There is an obvious danger involved with such loose definitions such as the one employed in identifying the alleged illness of “ODD”. A chilling example was provided by the Soviet Union in the 1960s and 1970s. In a 1959 speech, Nikita Khrushchev made the following remark:
“Can there be diseases, nervous diseases among certain people in the communist society? Evidently there can be. If that is so, then there also will be offenses which are characteristic of people with abnormal minds. To those who might start calling for opposition to communism on this ‘basis,’ we say that now, too, there are people who fight against communism, but clearly the mental state of such people is not normal.”
Obviously, questioning the best socio-economic system ever devised had to be a sign of insanity, and after Khrushchev’s speech Soviet psychiatrists immediately went to work to discover and institutionalize all those mentally ill “communism deniers”.
The road to what followed had already been paved in 1951, when in a joint session of the USSR Academy of Medical Sciences and the Board of the All-Union Neurological and Psychiatric Association, several leading neurologists and psychiatrists were accused of pursuing an “anti-Marxist and reactionary” deviation from the teachings of Pavlov. The session took place on Stalin’s behest so as to “free Soviet psychiatry of Western influences”.
The psychiatrist who wrote the policy report associated with this purge was Andrei Snezhnevsky, who invented (err, “discovered”) a new mental illness, which he termed “sluggish schizophrenia”. After Khrushchev’s 1959 speech, the term was widely adopted and the illness was diagnosed throughout the Eastern Bloc. The symptoms of the alleged “illness” were such that even the slightest change in behavior patterns could henceforth be interpreted as a sign of mental derangement. Political dissent was for instance considered to by a symptom of “sluggish schizophrenia with delusions of reform”.
Snezhnevsky personally signed a decision declaring several prominent dissidents legally insane – among them also neurophysiologist Vladimir Bukovsky, who was the first to expose and criticize the abuse of psychiatry in the Soviet Union and spent altogether 12 years in prisons, forced labor camps and locked up in psychiatric hospitals for his efforts.

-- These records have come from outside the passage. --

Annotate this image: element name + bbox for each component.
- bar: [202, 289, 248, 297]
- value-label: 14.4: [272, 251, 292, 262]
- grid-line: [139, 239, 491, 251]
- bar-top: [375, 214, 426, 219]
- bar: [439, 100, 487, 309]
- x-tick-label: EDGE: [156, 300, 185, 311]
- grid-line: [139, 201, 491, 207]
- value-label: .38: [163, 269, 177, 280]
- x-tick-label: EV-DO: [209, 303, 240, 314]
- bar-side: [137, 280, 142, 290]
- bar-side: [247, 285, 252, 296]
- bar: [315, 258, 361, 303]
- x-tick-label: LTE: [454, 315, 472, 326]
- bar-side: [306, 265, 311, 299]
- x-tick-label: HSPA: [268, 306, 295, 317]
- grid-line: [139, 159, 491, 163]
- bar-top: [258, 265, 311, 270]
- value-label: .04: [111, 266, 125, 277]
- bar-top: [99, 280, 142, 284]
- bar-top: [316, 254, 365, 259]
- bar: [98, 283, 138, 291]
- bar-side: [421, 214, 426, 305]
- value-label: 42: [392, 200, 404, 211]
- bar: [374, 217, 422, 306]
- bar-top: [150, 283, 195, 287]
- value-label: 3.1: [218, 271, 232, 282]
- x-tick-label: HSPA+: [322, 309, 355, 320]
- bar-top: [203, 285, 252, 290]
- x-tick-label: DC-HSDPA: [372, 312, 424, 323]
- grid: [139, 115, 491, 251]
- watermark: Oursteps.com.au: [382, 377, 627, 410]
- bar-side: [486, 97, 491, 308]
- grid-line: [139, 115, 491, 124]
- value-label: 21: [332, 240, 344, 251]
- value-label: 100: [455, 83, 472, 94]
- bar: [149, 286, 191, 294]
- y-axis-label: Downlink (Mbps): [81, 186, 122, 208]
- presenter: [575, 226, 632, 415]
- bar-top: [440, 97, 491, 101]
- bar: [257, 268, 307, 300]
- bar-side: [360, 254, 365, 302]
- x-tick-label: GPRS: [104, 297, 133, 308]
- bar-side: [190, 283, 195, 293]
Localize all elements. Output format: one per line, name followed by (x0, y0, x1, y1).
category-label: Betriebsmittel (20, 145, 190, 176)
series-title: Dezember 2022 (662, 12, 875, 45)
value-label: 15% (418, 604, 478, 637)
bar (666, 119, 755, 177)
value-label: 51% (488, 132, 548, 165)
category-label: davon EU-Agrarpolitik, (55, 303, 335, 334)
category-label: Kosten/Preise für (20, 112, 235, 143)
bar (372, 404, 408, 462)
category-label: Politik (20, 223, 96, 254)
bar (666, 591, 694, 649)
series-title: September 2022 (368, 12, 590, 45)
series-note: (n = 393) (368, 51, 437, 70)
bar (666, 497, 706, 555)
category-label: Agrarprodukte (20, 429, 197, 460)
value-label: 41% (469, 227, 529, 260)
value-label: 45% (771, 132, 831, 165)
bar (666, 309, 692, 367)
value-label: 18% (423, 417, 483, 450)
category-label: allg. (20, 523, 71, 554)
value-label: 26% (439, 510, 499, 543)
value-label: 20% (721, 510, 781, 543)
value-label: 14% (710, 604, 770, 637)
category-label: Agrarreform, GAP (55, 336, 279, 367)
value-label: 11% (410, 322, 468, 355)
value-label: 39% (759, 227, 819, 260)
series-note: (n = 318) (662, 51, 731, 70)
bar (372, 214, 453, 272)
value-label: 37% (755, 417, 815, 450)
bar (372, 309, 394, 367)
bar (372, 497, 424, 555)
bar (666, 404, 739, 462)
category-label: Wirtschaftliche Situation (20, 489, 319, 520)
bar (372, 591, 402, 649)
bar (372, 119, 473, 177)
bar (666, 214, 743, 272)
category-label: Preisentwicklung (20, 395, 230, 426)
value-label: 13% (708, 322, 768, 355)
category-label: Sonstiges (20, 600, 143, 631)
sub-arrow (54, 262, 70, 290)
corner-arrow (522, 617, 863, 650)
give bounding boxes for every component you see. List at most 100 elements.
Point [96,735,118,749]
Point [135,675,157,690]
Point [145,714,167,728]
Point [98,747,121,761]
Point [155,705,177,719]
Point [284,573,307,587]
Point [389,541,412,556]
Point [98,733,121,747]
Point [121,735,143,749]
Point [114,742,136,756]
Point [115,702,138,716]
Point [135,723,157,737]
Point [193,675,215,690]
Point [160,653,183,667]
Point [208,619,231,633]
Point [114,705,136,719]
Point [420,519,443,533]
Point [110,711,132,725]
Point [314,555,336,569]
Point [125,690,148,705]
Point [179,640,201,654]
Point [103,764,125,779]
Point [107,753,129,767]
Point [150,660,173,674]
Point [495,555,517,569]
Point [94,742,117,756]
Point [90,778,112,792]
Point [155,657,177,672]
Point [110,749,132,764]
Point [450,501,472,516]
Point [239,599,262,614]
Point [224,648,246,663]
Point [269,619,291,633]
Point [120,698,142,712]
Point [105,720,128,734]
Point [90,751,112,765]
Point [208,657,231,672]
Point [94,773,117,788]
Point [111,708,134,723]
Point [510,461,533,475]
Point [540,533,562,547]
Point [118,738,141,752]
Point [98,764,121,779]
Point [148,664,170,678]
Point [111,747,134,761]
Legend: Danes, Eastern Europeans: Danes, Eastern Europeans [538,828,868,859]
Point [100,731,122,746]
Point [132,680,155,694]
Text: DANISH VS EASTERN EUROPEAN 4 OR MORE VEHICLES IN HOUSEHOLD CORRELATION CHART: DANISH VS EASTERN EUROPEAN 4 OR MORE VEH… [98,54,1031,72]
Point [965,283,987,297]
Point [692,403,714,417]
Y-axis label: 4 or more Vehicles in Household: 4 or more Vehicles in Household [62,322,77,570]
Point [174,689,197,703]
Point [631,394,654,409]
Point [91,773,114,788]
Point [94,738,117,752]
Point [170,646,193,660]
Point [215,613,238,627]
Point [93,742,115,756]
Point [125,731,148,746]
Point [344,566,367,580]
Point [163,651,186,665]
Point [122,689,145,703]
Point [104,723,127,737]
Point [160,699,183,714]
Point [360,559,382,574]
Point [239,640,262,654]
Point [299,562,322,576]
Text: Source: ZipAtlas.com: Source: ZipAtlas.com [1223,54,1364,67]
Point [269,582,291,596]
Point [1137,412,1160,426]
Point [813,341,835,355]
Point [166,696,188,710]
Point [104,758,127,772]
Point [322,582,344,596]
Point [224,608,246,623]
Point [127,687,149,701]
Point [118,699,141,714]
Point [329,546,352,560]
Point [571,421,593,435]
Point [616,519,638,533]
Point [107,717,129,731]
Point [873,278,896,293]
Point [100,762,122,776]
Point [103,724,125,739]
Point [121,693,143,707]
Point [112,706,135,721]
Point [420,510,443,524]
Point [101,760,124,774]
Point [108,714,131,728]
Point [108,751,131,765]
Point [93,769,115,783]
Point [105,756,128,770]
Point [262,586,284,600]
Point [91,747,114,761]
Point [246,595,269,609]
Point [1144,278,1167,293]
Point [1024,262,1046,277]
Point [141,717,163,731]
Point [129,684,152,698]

Snezhnevsky’s theories became the only ones acceptable in Soviet psychiatry, and it was obviously held to be quite dangerous to oppose them. Ironically, in 1970, one year before Vladimir Bukovsky managed to smuggle out 150 pages that documented the silencing of political dissenters with the aid of psychiatry in the Soviet Union, the American Psychiatric Association named Snezhnevsky a “distinguished fellow” for his “outstanding contribution to psychiatry and related sciences” at its annual meeting in San Francisco.
Money and the Invention of new Categories of Disease
There is a basic problem with psychiatry and psychology: they are largely thymological, as opposed to natural sciences. If you break your arm and visit 10 different medical doctors, you will get the same diagnosis from every single one of them – they will all tell you that your arm is broken. A standardized treatment exists for dealing with a broken arm.
Make a list of psychological problems you are experiencing and visit ten different psychiatrists, and chances are very good that you will receive 10 different diagnoses coupled with 10 different proposals for treatment (including prescriptions for very powerful psychotropic drugs). Genuine severe mental disorders may be connected with chemical imbalances in the brain to some extent (no conclusive proof for this actually exists), but by and large there is little that can be objectively “measured”. The psychologist or psychiatrist must largely rely on the same ability that also characterizes the work of the historian – i.e., what Mises called “understanding”. They can only judge behavior.